Social media, instant messaging, and other similar information sharing mechanisms all contribute to an ever-increasing overload of demands for more-better-faster. This information overload isn’t going away; it will only increase. While tools help us navigate the ever-increasing complexity of our work, organizations need to catch up.

Organizations, be it public or private enterprises, typically implement infrastructures, tools, and processes that make it easier for the organization, but not necessarily easy for the individual. This is because most organizations don’t think down to the level of the individual doing the work.
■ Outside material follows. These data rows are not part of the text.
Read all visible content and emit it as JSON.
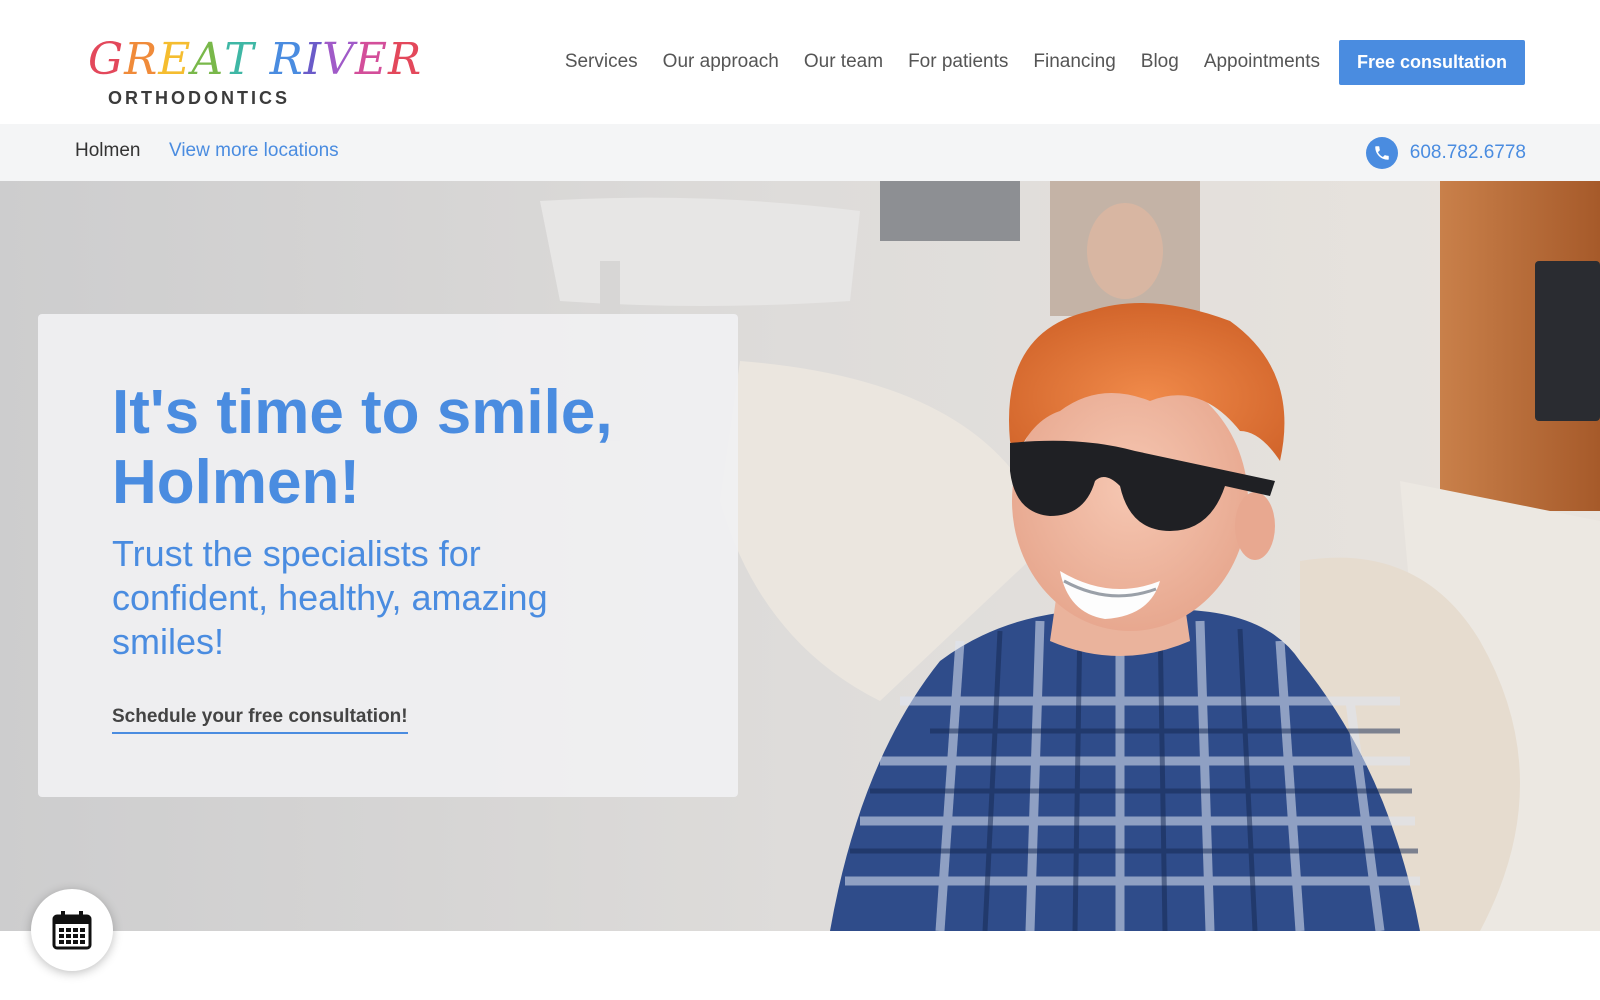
{
  "brand": {
    "logo_top_letters": [
      "G",
      "R",
      "E",
      "A",
      "T",
      " ",
      "R",
      "I",
      "V",
      "E",
      "R"
    ],
    "logo_top_colors": [
      "#e3485b",
      "#f08b3a",
      "#f5bd2f",
      "#79b84a",
      "#3fb7a5",
      "#ffffff",
      "#4a8ce0",
      "#6a5bc9",
      "#a05ac8",
      "#d34e9a",
      "#e3485b"
    ],
    "logo_bottom": "ORTHODONTICS"
  },
  "nav": {
    "items": [
      "Services",
      "Our approach",
      "Our team",
      "For patients",
      "Financing",
      "Blog",
      "Appointments"
    ],
    "cta_label": "Free consultation"
  },
  "location_bar": {
    "current": "Holmen",
    "more_link": "View more locations",
    "phone": "608.782.6778",
    "phone_icon": "phone-icon"
  },
  "hero": {
    "title": "It's time to smile, Holmen!",
    "subtitle": "Trust the specialists for confident, healthy, amazing smiles!",
    "link": "Schedule your free consultation!",
    "image_alt": "smiling-teen-with-braces-and-sunglasses-photo"
  },
  "floating": {
    "icon": "calendar-icon"
  },
  "colors": {
    "accent": "#4a8ce0",
    "text": "#555555",
    "bar_bg": "#f4f5f6"
  }
}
In fairness, many of the productivity tools in older, well established companies worked well when they were first established many years ago. However, to sustain and improve productivity, organizations need to re-examine the tasks required to complete a job and then work backwards from there to determine what tools would be the most efficient.

Here are six considerations (source: Simplicity by Bill Jensen) for improving your employees’ productivity in a technologically fast-paced work environment.

  1. Clarity. Be clear when sharing information with your staff. Clearly communicating what needs to be done allows employees to work smarter and faster. This creates efficiency and productivity in the workplace.
  2. Navigation. Employees must be able to quickly navigate and find whatever it is that they need to complete their tasks. When information is easy to find, efficiency and productivity are increased.
  3. Basics. Being able to get the right information in the right way and in the right amount is a basic tenet of efficiency. If basics are not available in your organization, time is wasted.
  4. Usability. Ensure that “corporate-built stuff” is easy to use. Sometimes “out of the box” products far outweigh the time and effort that organizations spend to custom build. For instance, if it’s taking seven hours to print a report or fifteen minutes to load a program, it’s not usable!
  5. Speed. Products, tools, information – basically anything used by employees to do their job has to be fast enough for them to do their job efficiently. If speed is slow, time is wasted and so are efficiency and productivity.
  6. Time. Employers must be respectful of their employees’ time and use it wisely and effectively. Don’t waste your employees’ time and they won’t waste yours.

Ideally, organizations should examine management tools (e.g., strategic plans), work tools (e.g., software), and collaboration and learning tools (e.g., company intranet) from the employee’s perspective. Do your employees understand the organization’s strategic plan or budgeting and reporting documents? Are databases and laptops enabling or hindering work productivity? Is your intranet an easy-to-navigate learning tool?

These and other considerations, when perfected, will do more to earn your employees’ respect than any monetary rewards. Change your working environment to include a holistic view of each employee’s needs to help them do their best. When you do, your organization’s productivity is improved and so are its profits.